Una società che Winship attraversa con un vero e proprio pellegrinaggio dalla California alla Virginia, dal Nuovo Messico al Montana. E anche i registri si mescolano: dal paesaggio di nuda roccia e calanchi, all’incrocio di strade deserte se non fosse per i cavi e i pali che paiono disegnati da Stephen Shore in persona, al ritratto di “James” che ozia sulle rive del fiume a Richmond, Virginia. I maestri dello sguardo sono tanti ma la necessità di esplorare in prima persona emerge grazie ad un approccio leggero che tuttavia riesce ad evitare derive romantiche.

“Si certo: sono una fotografa e quindi i miei maestri sono i fotografi” dice Winship. “Ma soprattutto era necessario, per me, andare in quei luoghi tanto fotografati. E non si tratta solo della fotografia in sé, si tratta anche della società che tanti hanno immortalato. Per me era anche importante come una sorta di…forse pellegrinaggio è dire troppo… ma per me era necessario andare nei luoghi, negli spazi dove sono accadute le cose, anche se non succede più nulla. Perché ho la sensazione che quei luoghi continuino a echeggiare di accadimenti”.

Il libro di Vanessa Winship si conclude con un breve episodio raccontato dalla fotografa stessa. È la scena dell’osservazione, a distanza, di una scena di vita quotidiana che ha come protagoniste madre e figlia a Chicago. La discreta ma ostinata curiosità con cui Winship osserva la scena lascia trasparire il desiderio di “catturare” quei volti. Ma a prevalere è la discrezione, l’attesa che l’incontro con l’altro nasca in maniera spontanea.
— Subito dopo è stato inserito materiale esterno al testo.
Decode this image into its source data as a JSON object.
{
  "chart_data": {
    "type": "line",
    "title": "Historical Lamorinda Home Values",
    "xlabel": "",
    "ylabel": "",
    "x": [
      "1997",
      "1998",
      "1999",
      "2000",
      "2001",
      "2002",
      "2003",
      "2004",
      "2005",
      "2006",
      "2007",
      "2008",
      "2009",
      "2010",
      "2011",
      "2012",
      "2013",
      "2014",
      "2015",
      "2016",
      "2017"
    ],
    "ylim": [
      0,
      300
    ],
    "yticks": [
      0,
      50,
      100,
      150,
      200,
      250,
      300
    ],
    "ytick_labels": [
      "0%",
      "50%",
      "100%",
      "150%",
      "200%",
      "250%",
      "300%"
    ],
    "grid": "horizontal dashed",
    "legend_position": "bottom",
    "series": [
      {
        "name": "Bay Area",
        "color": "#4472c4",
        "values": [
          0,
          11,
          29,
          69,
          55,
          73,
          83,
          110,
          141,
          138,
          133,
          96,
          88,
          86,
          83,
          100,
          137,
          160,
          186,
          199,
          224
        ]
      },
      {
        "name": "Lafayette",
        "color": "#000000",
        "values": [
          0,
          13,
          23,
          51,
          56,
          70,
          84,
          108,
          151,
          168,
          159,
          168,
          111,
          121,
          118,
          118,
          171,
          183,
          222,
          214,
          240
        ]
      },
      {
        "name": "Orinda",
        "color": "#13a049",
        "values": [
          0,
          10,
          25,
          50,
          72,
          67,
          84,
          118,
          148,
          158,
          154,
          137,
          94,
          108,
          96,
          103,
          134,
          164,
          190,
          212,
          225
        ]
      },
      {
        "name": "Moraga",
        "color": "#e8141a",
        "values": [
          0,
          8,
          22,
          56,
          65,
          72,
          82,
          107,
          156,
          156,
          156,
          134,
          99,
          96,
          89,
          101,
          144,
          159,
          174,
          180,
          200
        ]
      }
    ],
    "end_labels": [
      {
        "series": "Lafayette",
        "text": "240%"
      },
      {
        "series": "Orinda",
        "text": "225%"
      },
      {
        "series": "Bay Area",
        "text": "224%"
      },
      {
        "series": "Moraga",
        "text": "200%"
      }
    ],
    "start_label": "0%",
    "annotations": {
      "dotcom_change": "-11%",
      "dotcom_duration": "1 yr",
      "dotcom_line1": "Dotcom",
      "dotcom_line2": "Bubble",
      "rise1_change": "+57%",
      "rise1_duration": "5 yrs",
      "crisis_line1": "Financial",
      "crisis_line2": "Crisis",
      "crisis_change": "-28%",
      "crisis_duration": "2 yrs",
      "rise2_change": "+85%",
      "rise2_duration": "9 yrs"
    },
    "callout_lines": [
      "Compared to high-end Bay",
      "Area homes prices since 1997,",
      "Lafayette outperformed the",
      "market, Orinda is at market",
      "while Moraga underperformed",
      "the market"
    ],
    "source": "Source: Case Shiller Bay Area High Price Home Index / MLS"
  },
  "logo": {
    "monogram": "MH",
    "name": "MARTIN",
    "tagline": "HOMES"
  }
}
Alla fine avviene uno scambio di battute, ma la situazione descrive una fotografia mai scattata. E il racconto dice molto sull’approccio della fotografa alla pratica, antica, complessa e delicata, del ritratto.

“E per quanto riguarda le difficoltà direi che le persone che ho incontrato sono straordinariamente generose. Il mio interesse si rivolge sempre alle persone normali e si tratta di riconoscersi, in un certo senso” spiega Winship. “Credo molto semplicemente che la gente veda la mia vulnerabilità e voglia aiutare. Questi due elementi si incontrano e le persone mi offrono la loro generosità. Ma è sempre difficile, mai facile. Direi che sì, concedermi il privilegio di un ritratto è un atto di generosità. Quindi io cerco di non rubare troppo del loro tempo. Voglio dire: sono e restano degli estranei. Ma in quel preciso istante, io credo, troviamo qualcosa in comune”.

Il premio della Fondazione Henri Cartier-Bresson (una borsa da 35.000 euro) viene assegnato ogni due anni. La mostra inaugurata il 15 maggio sarà visitabile fino al 28 luglio.